Anyway, I would just take it off the heat, cover it and leave it be until it no longer zaps. Once it's zap-free, go ahead and dilute it. At least that's what I would do. 



Edited to add- we were posting over each other. lol Flying bubbles- WooHoo! 

IrishLass


----------



## JayJay (Jan 24, 2016)

Hey! Thank you for the speedy reply.  Looks like you were responding while I was busy reheating my pudding! Soaping has taught me patience but I still have a long way to go before I'm completely mature.

If I ever get pudding again, I will just cover it and wait.

It's funny that you called it pudding because my husband just said that he almost wanted to dip his finger into the pot because it looked like tasty pudding.
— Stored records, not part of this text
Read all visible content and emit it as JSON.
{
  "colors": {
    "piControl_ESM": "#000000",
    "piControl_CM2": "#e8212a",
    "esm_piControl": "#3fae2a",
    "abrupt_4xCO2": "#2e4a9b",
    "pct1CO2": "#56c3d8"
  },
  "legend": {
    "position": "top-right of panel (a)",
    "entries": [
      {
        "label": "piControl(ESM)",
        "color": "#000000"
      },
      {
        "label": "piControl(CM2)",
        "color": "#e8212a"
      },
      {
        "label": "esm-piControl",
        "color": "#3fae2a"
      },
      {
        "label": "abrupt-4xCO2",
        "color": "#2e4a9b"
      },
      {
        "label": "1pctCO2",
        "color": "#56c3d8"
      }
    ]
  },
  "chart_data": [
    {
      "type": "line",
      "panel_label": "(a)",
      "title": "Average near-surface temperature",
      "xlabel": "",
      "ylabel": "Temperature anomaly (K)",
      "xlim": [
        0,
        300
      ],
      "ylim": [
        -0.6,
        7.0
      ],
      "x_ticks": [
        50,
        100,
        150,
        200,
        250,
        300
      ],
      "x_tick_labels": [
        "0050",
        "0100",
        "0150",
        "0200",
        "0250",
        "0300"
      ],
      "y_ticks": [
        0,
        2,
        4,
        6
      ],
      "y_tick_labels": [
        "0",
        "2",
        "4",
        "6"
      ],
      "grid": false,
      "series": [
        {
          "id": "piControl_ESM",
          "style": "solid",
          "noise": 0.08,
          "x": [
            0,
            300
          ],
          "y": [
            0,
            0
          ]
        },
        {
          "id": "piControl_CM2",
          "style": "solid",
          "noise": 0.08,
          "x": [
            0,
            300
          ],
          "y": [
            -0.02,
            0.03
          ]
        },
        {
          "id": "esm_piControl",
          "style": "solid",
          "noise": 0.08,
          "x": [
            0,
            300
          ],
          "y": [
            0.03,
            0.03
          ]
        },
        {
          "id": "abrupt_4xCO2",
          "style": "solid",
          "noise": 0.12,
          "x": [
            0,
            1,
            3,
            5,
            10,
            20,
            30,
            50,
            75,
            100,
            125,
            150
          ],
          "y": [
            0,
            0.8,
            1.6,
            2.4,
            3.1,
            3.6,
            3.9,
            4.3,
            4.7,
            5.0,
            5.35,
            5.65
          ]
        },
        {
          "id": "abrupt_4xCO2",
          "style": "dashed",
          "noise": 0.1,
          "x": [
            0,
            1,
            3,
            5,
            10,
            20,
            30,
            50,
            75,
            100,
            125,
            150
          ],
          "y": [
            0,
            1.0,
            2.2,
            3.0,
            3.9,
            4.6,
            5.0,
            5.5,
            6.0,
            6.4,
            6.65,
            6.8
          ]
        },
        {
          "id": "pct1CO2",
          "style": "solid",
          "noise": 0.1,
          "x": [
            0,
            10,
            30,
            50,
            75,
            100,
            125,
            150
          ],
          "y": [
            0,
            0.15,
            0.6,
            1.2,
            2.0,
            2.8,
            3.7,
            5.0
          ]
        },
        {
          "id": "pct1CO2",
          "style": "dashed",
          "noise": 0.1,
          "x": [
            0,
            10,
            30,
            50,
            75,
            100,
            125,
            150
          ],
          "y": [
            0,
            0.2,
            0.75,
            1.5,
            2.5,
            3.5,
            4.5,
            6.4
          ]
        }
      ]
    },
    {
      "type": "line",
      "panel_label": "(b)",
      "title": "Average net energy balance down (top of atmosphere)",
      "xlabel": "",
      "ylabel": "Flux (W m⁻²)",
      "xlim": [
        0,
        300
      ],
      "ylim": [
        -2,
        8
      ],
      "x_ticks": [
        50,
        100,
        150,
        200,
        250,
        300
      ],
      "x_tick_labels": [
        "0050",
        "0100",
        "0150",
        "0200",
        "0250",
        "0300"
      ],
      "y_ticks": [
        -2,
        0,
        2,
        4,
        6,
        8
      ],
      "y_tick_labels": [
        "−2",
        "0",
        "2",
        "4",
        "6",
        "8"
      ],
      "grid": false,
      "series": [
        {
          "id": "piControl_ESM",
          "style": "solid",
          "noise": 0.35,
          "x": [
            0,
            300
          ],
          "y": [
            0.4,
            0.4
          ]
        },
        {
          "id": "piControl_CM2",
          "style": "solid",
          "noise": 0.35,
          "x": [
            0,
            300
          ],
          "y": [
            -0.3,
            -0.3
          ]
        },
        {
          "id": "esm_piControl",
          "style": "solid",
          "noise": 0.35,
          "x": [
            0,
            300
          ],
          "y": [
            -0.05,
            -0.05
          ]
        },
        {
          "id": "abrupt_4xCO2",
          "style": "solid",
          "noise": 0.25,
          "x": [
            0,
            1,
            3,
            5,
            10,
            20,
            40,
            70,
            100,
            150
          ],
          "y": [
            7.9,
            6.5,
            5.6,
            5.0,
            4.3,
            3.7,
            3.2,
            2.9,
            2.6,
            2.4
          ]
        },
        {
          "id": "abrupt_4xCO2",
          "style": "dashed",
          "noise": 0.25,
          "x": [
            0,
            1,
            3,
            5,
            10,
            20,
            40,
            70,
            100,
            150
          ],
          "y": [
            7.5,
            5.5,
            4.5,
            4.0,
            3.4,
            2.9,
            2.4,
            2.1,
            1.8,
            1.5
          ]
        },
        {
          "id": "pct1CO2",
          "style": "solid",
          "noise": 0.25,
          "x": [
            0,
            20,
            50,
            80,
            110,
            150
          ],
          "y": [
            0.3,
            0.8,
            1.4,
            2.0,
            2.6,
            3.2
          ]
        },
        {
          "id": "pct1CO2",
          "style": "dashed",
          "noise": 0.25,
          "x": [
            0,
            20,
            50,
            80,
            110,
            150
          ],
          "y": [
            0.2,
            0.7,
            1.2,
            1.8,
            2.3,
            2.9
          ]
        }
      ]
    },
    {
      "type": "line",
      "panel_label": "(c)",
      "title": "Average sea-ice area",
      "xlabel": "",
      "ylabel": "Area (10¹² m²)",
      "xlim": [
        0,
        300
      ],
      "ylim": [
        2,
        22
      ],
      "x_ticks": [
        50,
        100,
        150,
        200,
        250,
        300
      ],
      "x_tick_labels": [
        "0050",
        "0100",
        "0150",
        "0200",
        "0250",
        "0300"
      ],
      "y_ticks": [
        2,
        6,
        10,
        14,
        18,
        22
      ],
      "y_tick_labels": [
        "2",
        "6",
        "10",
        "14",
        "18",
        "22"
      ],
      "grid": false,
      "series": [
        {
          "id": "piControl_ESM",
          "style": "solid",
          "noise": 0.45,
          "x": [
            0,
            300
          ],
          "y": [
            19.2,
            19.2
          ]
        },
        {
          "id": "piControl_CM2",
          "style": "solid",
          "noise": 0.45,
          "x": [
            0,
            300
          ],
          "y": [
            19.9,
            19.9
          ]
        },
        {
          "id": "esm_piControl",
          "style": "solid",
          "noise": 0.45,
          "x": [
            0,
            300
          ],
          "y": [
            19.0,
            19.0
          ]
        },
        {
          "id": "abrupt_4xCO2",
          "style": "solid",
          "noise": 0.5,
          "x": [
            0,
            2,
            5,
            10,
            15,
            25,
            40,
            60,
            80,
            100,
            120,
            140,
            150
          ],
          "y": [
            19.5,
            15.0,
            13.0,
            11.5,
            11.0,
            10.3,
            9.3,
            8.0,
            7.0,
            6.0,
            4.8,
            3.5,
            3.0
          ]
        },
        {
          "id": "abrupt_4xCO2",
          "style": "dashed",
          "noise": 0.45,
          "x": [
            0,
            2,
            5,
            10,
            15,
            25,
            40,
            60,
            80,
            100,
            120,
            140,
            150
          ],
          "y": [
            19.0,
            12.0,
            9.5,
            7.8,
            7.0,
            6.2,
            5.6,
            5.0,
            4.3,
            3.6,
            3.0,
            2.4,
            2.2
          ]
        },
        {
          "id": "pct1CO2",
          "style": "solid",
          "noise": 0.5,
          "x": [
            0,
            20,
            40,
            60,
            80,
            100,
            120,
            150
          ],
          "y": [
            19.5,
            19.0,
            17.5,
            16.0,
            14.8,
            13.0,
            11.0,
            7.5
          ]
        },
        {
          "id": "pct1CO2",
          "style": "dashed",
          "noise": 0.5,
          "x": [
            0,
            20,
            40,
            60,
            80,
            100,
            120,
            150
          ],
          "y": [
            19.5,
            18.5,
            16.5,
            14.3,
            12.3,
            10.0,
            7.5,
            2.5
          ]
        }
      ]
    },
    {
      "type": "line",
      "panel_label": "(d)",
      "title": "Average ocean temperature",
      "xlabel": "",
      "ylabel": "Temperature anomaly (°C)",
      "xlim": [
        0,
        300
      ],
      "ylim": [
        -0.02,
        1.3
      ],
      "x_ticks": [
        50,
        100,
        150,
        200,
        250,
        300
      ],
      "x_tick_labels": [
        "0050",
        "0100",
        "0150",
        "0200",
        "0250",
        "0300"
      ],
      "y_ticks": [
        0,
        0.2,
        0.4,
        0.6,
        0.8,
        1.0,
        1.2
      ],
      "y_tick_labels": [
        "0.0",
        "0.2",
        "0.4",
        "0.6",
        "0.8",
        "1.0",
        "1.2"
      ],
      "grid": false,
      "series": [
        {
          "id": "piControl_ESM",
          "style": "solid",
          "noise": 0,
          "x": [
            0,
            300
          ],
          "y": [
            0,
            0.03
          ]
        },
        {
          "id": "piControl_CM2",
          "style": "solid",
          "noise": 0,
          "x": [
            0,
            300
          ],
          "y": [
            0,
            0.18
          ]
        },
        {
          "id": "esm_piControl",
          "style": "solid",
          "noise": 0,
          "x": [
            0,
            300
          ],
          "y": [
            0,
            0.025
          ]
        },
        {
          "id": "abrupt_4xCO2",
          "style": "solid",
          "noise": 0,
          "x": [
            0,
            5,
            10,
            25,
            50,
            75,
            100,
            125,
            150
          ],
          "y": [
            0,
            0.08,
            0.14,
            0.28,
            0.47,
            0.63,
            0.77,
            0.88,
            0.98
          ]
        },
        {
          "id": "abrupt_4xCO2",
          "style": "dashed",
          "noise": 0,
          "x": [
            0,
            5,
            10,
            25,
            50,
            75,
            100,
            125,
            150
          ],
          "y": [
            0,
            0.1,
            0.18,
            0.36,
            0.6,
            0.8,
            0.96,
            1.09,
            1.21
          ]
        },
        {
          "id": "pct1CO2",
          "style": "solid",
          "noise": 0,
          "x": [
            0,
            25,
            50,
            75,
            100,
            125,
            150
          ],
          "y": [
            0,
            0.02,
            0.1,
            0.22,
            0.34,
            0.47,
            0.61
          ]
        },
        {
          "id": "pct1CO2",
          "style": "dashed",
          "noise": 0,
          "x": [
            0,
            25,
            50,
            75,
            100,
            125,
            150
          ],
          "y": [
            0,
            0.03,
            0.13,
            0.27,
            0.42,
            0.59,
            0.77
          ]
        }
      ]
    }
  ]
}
He fully knew that it was soap! Lol.  He said that we must keep kids away whenever I am making this stuff because they wouldn't be able to resist it.  
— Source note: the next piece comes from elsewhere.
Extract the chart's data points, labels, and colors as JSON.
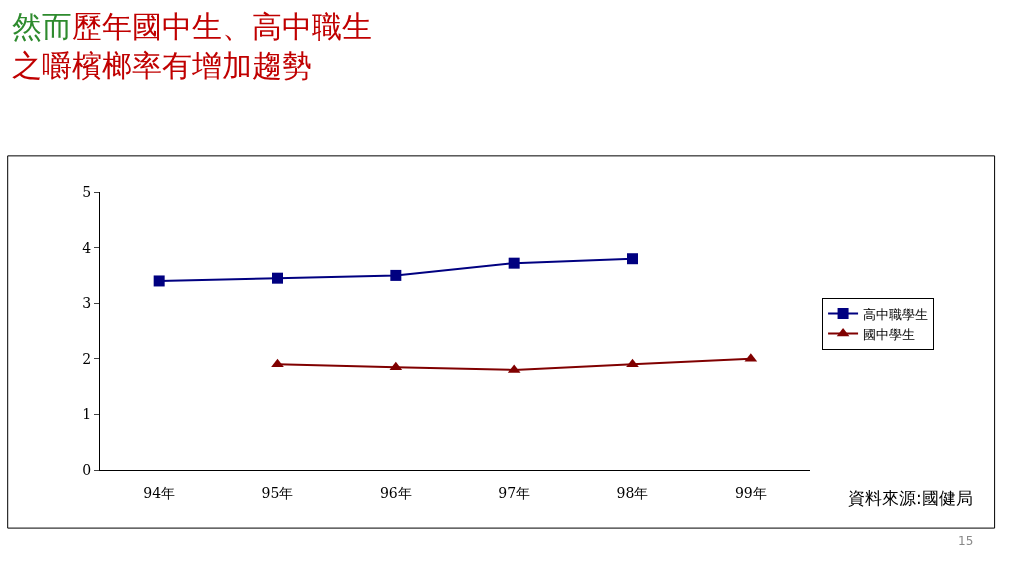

Anyway, I think that I am back on track now. I stopped stirring and now it looks like one of the pics in your tutorial. I will cover it up and wait to test it. 

Thanks for your help.


----------



## DeeAnna (Jan 24, 2016)

My own personal opinion -- When I get my batter to a stable emulsion (and yours definitely is) I cover it, walk away, and let it do its thing. There's no need to mix for hours 'n hours, and it's not strictly necessary for the soap to gel even though I know liquid soap paste often does gel and many liquid soapers look for gel as a sign of a successful soap.

You're not seeing the batter turn into a translucent paste because it's still not hot enough. At this point in the game, I'd say you'll have to heat the batter even warmer, if you feel the need to force the soap into a vaseline-y gel. I wouldn't worry about it, but my way is not the only way to deal with this issue and still get a nice soap in the end.
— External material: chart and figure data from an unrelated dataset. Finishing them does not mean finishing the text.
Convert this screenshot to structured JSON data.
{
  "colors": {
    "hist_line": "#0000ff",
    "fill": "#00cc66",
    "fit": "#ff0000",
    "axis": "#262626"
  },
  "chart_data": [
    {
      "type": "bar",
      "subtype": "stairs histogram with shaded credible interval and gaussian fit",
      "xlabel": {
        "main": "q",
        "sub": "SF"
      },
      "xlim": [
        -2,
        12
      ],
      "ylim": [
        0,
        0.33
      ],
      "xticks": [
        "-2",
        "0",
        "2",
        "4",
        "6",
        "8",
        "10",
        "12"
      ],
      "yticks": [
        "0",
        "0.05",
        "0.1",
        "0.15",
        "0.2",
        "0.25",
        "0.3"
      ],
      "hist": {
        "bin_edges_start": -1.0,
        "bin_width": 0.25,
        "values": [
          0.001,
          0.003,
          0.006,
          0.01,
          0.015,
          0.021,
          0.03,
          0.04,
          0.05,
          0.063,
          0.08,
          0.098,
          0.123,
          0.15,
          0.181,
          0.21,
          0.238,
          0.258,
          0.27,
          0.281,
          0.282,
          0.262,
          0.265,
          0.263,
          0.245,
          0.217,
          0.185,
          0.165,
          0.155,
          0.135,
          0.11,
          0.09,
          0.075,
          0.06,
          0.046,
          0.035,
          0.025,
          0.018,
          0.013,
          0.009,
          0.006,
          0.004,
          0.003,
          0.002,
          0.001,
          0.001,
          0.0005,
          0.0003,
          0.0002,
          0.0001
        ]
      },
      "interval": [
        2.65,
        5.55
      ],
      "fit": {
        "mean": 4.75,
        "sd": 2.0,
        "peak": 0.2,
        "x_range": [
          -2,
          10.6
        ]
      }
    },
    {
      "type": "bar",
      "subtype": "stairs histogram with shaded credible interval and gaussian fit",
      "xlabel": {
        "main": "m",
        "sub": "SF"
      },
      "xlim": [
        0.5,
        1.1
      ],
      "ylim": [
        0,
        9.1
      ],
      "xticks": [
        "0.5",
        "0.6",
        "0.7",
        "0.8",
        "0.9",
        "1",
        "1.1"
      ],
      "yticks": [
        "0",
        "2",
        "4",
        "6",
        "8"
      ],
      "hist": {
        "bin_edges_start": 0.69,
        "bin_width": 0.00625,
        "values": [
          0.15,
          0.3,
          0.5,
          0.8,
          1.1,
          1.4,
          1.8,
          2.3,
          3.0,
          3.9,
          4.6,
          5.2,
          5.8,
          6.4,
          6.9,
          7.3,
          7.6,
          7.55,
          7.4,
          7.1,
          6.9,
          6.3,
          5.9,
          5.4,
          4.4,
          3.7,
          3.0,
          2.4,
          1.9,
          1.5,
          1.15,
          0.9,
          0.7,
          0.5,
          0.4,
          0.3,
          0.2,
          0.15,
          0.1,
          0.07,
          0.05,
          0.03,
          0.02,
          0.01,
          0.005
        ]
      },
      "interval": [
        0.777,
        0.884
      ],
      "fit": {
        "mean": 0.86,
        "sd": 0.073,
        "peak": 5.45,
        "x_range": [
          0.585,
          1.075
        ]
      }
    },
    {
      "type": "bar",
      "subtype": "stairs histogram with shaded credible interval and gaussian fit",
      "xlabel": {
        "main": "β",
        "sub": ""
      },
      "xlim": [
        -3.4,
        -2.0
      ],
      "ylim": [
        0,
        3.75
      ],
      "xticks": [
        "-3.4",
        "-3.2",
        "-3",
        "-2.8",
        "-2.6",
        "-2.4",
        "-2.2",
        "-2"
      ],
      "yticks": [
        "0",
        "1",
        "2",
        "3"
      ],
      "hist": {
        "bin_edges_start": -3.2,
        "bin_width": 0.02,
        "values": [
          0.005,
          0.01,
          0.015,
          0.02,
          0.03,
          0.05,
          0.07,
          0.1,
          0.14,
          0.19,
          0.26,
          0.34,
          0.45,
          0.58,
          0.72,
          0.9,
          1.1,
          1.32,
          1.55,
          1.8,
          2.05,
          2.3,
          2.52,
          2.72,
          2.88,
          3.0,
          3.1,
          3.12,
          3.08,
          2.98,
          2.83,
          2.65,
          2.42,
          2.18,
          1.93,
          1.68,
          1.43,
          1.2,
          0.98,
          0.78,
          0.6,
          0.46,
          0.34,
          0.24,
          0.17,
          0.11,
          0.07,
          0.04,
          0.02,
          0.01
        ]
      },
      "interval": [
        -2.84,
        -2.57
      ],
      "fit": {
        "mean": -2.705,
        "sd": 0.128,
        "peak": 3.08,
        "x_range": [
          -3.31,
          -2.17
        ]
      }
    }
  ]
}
ETA: Written before I read your and IL's latest messages. A little late, but I'll leave this message here in case it helps others.


----------



## Susie (Jan 24, 2016)

The true beauty of this method is the lack of cooking and fussing.  It is a wonderful soap free of the stress of many other methods.  Trying to cook and force it makes it way too complicated.


----------



## JayJay (Jan 24, 2016)

I see. It was emulsified after a just a few minutes of blending.  If I had realized that I could have walked away after 5 minutes, I surly would have.  :cry:

 I didn't go into this process intending to cook the soap. My stirring and blending was done off the fire.  After it got so stiff that it was hard to stir, I measured the temp and realized that it was pretty cool.   So, I decided to put it back on the stove to loosen things up a bit (which I now realize was not necessary, thanks to you all).  

I really appreciate your help and support Dee Anna, Susie, and Irish Lass.  Now I know that emulsion is enough. I will certainly spare myself the trouble in the future.  I really thought I messed something up big time.  Ah, soaping is such an adventure.  

My paste is still zappy.  I am headed to bed and pick this up again tomorrow.


----------



## Susie (Jan 25, 2016)

Just give it time.  If you used a good lye calculator with a positive superfat, and weighed everything correctly, then you just need to give it time.


----------



## Dana89 (Jun 9, 2016)

I know this is probably going against SCIENCE But i hAVE NOTICed when I MAKE IL,s recipe heat seems to prolong the time it takes to turn into paste. Sorry about the errors, my keyboard is fried.


----------